File "/root/miniconda3/envs/EasyLM/lib/python3.8/site-packages/transformers/modeling_utils.py", line 3278, in _load_pretrained_model raise RuntimeError(f"Error(s) in loading state_dict for {model.class.name}:\n\t{error_msg}") RuntimeError: Error(s) in loading state_dict for LlamaForCausalLM: size mismatch for model.embed_tokens.weight: copying a param with shape torch.Size([49954, 64]) from checkpoint, the shape in current model is torch.Size([32000, 64]). size mismatch for lm_head.weight: copying a param with shape torch.Size([49954, 64]) from checkpoint, the shape in current model is torch.Size([32000, 64]).
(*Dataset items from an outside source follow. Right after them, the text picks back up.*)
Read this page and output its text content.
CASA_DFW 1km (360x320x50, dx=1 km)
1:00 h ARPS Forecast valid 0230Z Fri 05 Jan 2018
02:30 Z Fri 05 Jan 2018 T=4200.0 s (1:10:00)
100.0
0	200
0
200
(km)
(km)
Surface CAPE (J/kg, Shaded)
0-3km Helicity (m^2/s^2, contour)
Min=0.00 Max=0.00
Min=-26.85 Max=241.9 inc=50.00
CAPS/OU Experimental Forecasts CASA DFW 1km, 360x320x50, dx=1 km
You may consider adding ignore_mismatched_sizes=True in the model from_pretrained method.

However, I change the source code with ignore_mismatched_sizes=True

model = LlamaForCausalLM.from_pretrained(tmp_model_path, torch_dtype=torch.float16, ignore_mismatched_sizes=True)

It will cause another error,

Traceback (most recent call last): File "/root/miniconda3/envs/EasyLM/lib/python3.8/runpy.py", line 194, in _run_module_as_main return _run_code(code, main_globals, None, File "/root/miniconda3/envs/EasyLM/lib/python3.8/runpy.py", line 87, in _run_code exec(code, run_globals) File "/data/ketadb/EasyLM/EasyLM/models/llama/convert_easylm_to_hf.py", line 297, in mlxu.run(main) File "/root/miniconda3/envs/EasyLM/lib/python3.8/site-packages/absl/app.py", line 308, in run _run_main(main, args) File "/root/miniconda3/envs/EasyLM/lib/python3.8/site-packages/absl/app.py", line 254, in _run_main sys.exit(main(argv)) File "/data/ketadb/EasyLM/EasyLM/models/llama/convert_easylm_to_hf.py", line 289, in main write_model( File "/data/ketadb/EasyLM/EasyLM/models/llama/convert_easylm_to_hf.py", line 205, in write_model model = LlamaForCausalLM.from_pretrained(tmp_model_path, torch_dtype=torch.float16, ignore_mismatched_sizes=True) File "/root/miniconda3/envs/EasyLM/lib/python3.8/site-packages/transformers/modeling_utils.py", line 2881, in from_pretrained ) = cls._load_pretrained_model( File "/root/miniconda3/envs/EasyLM/lib/python3.8/site-packages/transformers/modeling_utils.py", line 3218, in _load_pretrained_model mismatched_keys += _find_mismatched_keys( File "/root/miniconda3/envs/EasyLM/lib/python3.8/site-packages/transformers/modeling_utils.py", line 3141, in _find_mismatched_keys and state_dict[checkpoint_key].shape != model_state_dict[model_key].shape KeyError: 'model.layers.1.self_attn.q_proj.weight'

young-geng commented 1 year ago

You might want to change the vocab size in the conversion script in addition to the model file.

xzqxnet0990 commented 1 year ago

It is really easy to fix this problem, I add the vocab_size into LLAMA_CONFIGS

'3b': { 'vocab_size': 32000, 'dim': 3200, 'intermediate_size': 8640, 'n_layers': 26, 'n_heads': 32, 'norm_eps': 1e-6, },

and loading the LLamaConfig with vocab_size

config = LlamaConfig( hidden_size=dim, intermediate_size=params["intermediate_size"], num_attention_heads=params["n_heads"], num_hidden_layers=params["n_layers"], rms_norm_eps=params["norm_eps"], vocab_size=params["vocab_size"] ) Then I test it, it worked.